Recently I have been familiarising myself with analysing microarray data in R. Statistics and Analysis for Microarrays Using R and Bioconductor by Sorin Draghici is proving to be indispensible in guiding me through retrieving microarray data from the Gene Expression Omnibus (GEO), performing typical quality control on samples and normalizing expression data over multiple samples.
As an example, I wanted to examine the gene expression profiles from GSE76250 which is a comprehensive set of 165 Triple-Negative Breast Cancer samples. In order to perform the quality control on this dataset as detailed by the book, I needed to download the Affymetrix .CEL files and then load them into R as an AffyBatch object:
library(GEOquery) library(affy) getGEOSuppFiles('GSE76250') cel.files <- list.celfiles('GSE76250/') raw.data <- ReadAffy(filenames=CEL.files)
The raw.data AffyBatch object representing these data when loaded into R takes over 4 gigabytes of memory. When you then perform normalization on this data using rma(raw.data) (Robust Multi-Array Average), this creates an ExpressionSet that effectively doubles that.
This is where I come a bit unstuck.
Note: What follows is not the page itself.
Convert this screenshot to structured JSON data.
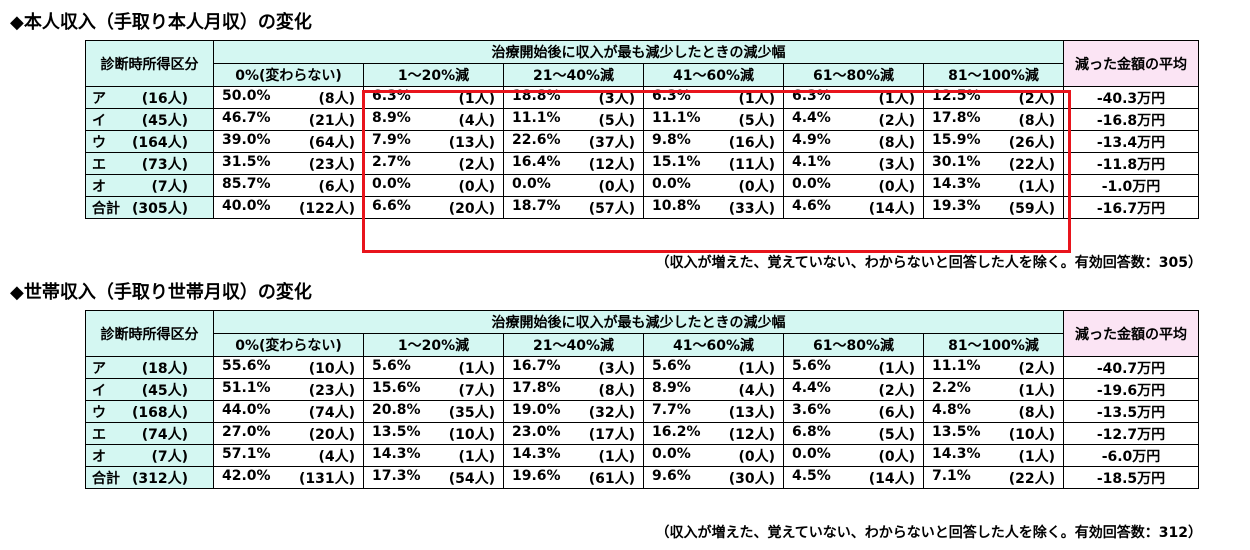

My laptop is an Asus Zenbook 13-inch UX303A which comes with (what I thought to be) a whopping 11 gigabytes of RAM. This meant that after loading and transforming all the data onto my laptop, I had effectively maxed out my RAM. The obvious answer would be to upgrade my RAM. Unfortunately, due to the small form factor of my laptop, I only have one accessible RAM slot meaning my options are limited.
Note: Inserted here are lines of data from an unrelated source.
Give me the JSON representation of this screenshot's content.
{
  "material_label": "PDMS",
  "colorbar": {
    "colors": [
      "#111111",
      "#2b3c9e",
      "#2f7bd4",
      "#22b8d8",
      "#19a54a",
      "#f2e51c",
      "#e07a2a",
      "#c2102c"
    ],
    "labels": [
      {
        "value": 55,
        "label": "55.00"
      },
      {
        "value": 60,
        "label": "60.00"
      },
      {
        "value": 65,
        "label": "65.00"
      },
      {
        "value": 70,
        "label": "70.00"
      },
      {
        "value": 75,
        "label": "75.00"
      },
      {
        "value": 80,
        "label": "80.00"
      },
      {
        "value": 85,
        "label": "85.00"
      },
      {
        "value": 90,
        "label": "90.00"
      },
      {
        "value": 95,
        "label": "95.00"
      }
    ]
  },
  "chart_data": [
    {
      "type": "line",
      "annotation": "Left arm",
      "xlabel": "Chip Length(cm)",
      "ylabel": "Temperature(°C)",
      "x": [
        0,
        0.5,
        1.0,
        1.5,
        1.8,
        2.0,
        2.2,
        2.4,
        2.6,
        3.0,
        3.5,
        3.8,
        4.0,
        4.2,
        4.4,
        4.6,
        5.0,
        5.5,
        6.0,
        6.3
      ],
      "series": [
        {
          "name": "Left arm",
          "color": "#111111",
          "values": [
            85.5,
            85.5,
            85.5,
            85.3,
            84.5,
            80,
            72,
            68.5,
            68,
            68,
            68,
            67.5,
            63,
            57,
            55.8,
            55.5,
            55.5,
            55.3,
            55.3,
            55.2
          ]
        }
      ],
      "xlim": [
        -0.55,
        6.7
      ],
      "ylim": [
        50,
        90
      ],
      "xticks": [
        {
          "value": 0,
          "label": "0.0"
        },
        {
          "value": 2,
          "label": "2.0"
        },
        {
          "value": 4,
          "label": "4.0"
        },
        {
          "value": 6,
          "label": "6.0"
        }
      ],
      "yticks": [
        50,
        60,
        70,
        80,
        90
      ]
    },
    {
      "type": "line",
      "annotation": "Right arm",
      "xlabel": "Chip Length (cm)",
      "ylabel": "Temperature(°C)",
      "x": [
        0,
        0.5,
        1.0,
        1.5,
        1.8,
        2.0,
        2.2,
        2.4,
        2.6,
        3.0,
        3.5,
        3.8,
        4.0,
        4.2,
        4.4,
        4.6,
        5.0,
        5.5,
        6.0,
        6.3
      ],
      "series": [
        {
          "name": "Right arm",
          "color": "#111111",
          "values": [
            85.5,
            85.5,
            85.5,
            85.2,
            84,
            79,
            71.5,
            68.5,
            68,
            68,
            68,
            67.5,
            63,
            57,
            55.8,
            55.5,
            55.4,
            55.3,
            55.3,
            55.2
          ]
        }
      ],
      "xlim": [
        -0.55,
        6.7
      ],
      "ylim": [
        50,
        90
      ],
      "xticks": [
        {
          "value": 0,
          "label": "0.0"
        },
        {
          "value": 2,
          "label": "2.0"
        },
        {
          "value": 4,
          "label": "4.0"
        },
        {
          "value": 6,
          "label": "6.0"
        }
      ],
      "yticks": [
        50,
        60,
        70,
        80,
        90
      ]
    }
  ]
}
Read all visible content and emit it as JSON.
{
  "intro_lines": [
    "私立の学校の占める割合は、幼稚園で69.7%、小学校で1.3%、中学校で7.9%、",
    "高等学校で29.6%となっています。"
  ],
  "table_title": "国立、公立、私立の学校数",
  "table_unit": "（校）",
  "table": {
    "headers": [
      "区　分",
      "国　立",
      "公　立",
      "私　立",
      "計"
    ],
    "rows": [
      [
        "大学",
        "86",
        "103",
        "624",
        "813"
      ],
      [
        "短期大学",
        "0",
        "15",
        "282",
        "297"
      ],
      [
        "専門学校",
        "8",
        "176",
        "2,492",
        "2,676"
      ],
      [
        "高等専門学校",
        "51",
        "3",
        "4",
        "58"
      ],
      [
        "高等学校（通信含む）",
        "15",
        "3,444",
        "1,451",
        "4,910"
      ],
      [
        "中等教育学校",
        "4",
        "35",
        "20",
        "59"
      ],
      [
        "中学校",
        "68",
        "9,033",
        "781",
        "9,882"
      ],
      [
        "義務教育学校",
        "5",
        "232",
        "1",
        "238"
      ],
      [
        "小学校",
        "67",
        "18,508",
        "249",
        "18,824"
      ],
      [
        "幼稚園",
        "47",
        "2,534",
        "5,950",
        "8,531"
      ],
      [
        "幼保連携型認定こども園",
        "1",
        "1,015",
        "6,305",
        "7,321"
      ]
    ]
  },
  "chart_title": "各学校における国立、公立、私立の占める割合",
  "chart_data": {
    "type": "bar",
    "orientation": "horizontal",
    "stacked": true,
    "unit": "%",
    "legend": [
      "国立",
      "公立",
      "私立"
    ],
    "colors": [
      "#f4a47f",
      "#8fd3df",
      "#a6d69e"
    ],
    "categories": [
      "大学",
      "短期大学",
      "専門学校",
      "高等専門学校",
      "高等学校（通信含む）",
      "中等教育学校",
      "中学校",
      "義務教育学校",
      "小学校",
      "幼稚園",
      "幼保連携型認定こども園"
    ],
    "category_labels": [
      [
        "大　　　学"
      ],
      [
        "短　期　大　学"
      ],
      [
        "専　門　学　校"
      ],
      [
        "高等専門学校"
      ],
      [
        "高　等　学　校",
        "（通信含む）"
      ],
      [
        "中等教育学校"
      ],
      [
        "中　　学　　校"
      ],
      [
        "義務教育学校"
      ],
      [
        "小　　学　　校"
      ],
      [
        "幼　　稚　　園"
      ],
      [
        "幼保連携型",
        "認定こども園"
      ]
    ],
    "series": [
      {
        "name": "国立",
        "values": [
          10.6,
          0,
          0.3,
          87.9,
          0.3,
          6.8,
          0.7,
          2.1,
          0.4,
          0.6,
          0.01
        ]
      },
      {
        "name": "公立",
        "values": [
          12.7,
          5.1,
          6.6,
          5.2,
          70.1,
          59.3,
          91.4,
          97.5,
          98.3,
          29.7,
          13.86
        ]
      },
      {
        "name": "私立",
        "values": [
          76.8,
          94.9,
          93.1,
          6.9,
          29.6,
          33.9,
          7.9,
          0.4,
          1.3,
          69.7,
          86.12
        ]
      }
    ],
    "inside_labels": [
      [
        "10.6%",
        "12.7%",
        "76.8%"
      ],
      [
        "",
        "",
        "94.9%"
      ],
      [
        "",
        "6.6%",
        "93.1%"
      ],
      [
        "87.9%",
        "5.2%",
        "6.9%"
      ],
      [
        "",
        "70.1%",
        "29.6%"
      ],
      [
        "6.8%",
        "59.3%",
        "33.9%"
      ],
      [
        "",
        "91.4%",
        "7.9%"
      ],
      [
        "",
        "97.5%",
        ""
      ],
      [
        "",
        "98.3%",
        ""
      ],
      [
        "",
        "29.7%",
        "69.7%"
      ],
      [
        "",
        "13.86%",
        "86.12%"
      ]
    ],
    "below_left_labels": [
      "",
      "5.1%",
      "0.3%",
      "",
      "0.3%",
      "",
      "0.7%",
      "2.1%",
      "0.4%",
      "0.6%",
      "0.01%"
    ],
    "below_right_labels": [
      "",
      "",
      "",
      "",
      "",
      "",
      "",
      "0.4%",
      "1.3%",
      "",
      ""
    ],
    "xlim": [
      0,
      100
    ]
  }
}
So, I have concluded that I have three other options to resolve this issue.
- Firstly, I could buy a machine that has significantly more memory capacity at the expense of portability. Ideally, I don’t want to do this because it is the most expensive approach to tackling the problem.
- Another option would be to rent a Virtual Private Server (VPS) with lots of RAM and to install RStudio Webserver on it. I’m quite tempted by the idea of this but I don’t like the idea of my programming environment being exposed to the internet. Having said this, the data I am analysing is not sensitive data and, any code that I write could be safely committed to a private Bitbucket or Github repository.
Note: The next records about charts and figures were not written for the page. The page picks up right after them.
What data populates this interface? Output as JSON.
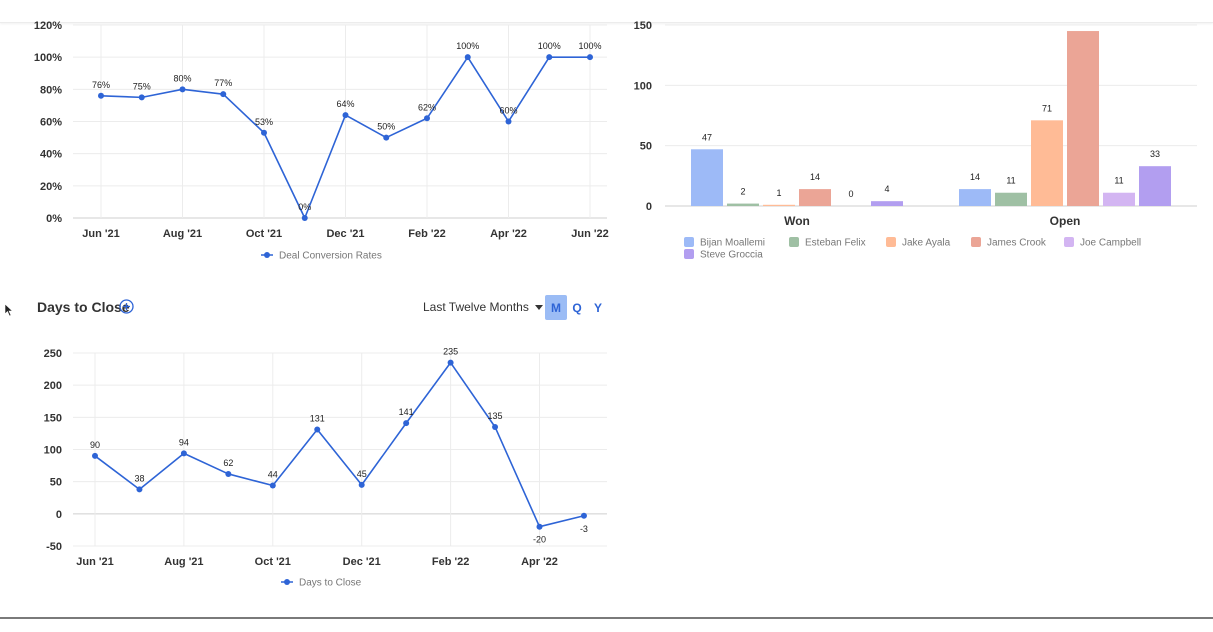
{
  "conversion_chart": {
    "legend": "Deal Conversion Rates",
    "color": "#2e64d6"
  },
  "days_section": {
    "title": "Days to Close",
    "range_label": "Last Twelve Months",
    "periods": [
      "M",
      "Q",
      "Y"
    ],
    "active_period": "M"
  },
  "days_chart": {
    "legend": "Days to Close",
    "color": "#2e64d6"
  },
  "chart_data": [
    {
      "type": "line",
      "ylim": [
        0,
        120
      ],
      "y_ticks": [
        "0%",
        "20%",
        "40%",
        "60%",
        "80%",
        "100%",
        "120%"
      ],
      "x_tick_labels": [
        "Jun '21",
        "Aug '21",
        "Oct '21",
        "Dec '21",
        "Feb '22",
        "Apr '22",
        "Jun '22"
      ],
      "x": [
        "Jun '21",
        "Jul '21",
        "Aug '21",
        "Sep '21",
        "Oct '21",
        "Nov '21",
        "Dec '21",
        "Jan '22",
        "Feb '22",
        "Mar '22",
        "Apr '22",
        "May '22",
        "Jun '22"
      ],
      "values": [
        76,
        75,
        80,
        77,
        53,
        0,
        64,
        50,
        62,
        100,
        60,
        100,
        100
      ],
      "labels": [
        "76%",
        "75%",
        "80%",
        "77%",
        "53%",
        "0%",
        "64%",
        "50%",
        "62%",
        "100%",
        "60%",
        "100%",
        "100%"
      ],
      "legend": [
        "Deal Conversion Rates"
      ],
      "grid": true
    },
    {
      "type": "bar",
      "categories": [
        "Won",
        "Open"
      ],
      "ylim": [
        0,
        150
      ],
      "y_ticks": [
        "0",
        "50",
        "100",
        "150"
      ],
      "series": [
        {
          "name": "Bijan Moallemi",
          "color": "#9dbaf7",
          "values": [
            47,
            14
          ]
        },
        {
          "name": "Esteban Felix",
          "color": "#9fc0a4",
          "values": [
            2,
            11
          ]
        },
        {
          "name": "Jake Ayala",
          "color": "#ffbb96",
          "values": [
            1,
            71
          ]
        },
        {
          "name": "James Crook",
          "color": "#eba596",
          "values": [
            14,
            145
          ]
        },
        {
          "name": "Joe Campbell",
          "color": "#d3b5f2",
          "values": [
            0,
            11
          ]
        },
        {
          "name": "Steve Groccia",
          "color": "#b29ef0",
          "values": [
            4,
            33
          ]
        }
      ],
      "bar_labels": [
        [
          "47",
          "2",
          "1",
          "14",
          "0",
          "4"
        ],
        [
          "14",
          "11",
          "71",
          "",
          "11",
          "33"
        ]
      ],
      "legend_position": "bottom-left"
    },
    {
      "type": "line",
      "ylim": [
        -50,
        250
      ],
      "y_ticks": [
        "-50",
        "0",
        "50",
        "100",
        "150",
        "200",
        "250"
      ],
      "x_tick_labels": [
        "Jun '21",
        "Aug '21",
        "Oct '21",
        "Dec '21",
        "Feb '22",
        "Apr '22"
      ],
      "x": [
        "Jun '21",
        "Jul '21",
        "Aug '21",
        "Sep '21",
        "Oct '21",
        "Nov '21",
        "Dec '21",
        "Jan '22",
        "Feb '22",
        "Mar '22",
        "Apr '22",
        "May '22"
      ],
      "values": [
        90,
        38,
        94,
        62,
        44,
        131,
        45,
        141,
        235,
        135,
        -20,
        -3
      ],
      "labels": [
        "90",
        "38",
        "94",
        "62",
        "44",
        "131",
        "45",
        "141",
        "235",
        "135",
        "-20",
        "-3"
      ],
      "legend": [
        "Days to Close"
      ],
      "grid": true
    }
  ]
}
- Or, I could invest the time in approaching the above problem in a less naive way! This would mean reading the documentation for the various R and Bioconductor packages to uncover a more memory restricted method or, it could mean scoping my data tactically so that, for instance, the AffyBatch project will be garbage collected, thereby freeing up memory once I no longer need it.
In any case, I have learned to be reluctant to follow the final path unless it is absolutely necessary. I don’t particularly want to risk obfuscating my code by adding extra layers of indirection while, at the same time, leaving myself open to making more mistakes by making my code more convoluted.
The moral of the story is not to buy a laptop for its form factor if your plan is to do some real work on it. Go for the clunkier option that has more than one RAM slot.
Either that or I could Download More Ram.